Migrations: adding attributes
What is this substack about? Here is the list of best ideas from the first 25 issues.
In the previous post we started a long discussion of database migrations. We tackled the easiest case first: adding anchors (or entities, or nouns). Now we can discuss adding attributes. Again, we begin with discussing the logical schema, and then continue with one particular aspect of physical implementation.
Attribute is a piece of data about the anchor, such as:
What is the name of the user?
What is the status of the payment?
Is the post active?
How much does this item cost?
Most of the time attributes are represented physically by some kind of a column in a relational database, but there are other popular implementations, such as key/value storage, “schemaless” approaches, JSON, and even non-relational storage such as S3. For example, you can represent an attribute “avatar of the user” by an S3 object that contains a JPEG file.
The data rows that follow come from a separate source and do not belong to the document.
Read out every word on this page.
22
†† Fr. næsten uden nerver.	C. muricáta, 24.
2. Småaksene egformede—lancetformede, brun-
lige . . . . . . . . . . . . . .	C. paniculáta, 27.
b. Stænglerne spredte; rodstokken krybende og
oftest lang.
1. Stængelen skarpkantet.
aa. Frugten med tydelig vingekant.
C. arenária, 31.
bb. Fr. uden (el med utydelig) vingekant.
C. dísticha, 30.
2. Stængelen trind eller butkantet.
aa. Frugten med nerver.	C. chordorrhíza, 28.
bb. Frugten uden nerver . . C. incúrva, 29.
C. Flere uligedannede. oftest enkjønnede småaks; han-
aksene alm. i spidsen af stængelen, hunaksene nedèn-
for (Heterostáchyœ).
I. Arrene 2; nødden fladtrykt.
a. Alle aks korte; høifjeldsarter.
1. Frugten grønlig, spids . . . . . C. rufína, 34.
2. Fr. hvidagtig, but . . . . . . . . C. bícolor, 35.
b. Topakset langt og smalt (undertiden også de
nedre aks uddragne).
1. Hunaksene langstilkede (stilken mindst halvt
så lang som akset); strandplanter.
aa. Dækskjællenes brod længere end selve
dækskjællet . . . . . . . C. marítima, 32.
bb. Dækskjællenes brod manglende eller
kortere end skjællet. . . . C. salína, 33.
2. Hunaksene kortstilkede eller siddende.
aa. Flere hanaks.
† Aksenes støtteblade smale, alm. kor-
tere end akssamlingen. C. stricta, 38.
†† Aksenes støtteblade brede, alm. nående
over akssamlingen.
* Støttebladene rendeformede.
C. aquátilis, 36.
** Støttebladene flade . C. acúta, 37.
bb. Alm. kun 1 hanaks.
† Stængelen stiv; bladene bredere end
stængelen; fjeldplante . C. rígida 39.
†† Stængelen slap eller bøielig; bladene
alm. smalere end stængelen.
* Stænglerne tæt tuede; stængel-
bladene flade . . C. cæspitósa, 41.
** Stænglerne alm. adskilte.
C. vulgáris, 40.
Attribute data types are discussed in the “Structural and pure attributes” issue.
To create a new attribute, we need to have an anchor. So, we have a structural dependency between attributes and anchors.
All attributes are structurally independent: you do not care about any other attribute if you want to create a new one. However, there are two other ways of how different attributes can depend on one another.
First, you can have a data dependency between attributes (and also between attributes and links). This topic was extensively discussed: see “Either/or/or” in the Table of Contents of this substack. In this issue we’re not going to talk about this, for clarity.
Second, you can have a physical dependency between two attributes.
Physical implementation
As we mentioned in the previous post, you can almost always create a new anchor without affecting the behaviour of the system in any way. But with attributes the story is a bit different.
When you add an attribute, you need to choose a table where this attribute is going to be stored as a column. This is particularly relevant in the traditional relational environments. (We’re not going to talk about various schemaless solutions this time though: they introduce their own interesting challenges, worthy of a separate post.)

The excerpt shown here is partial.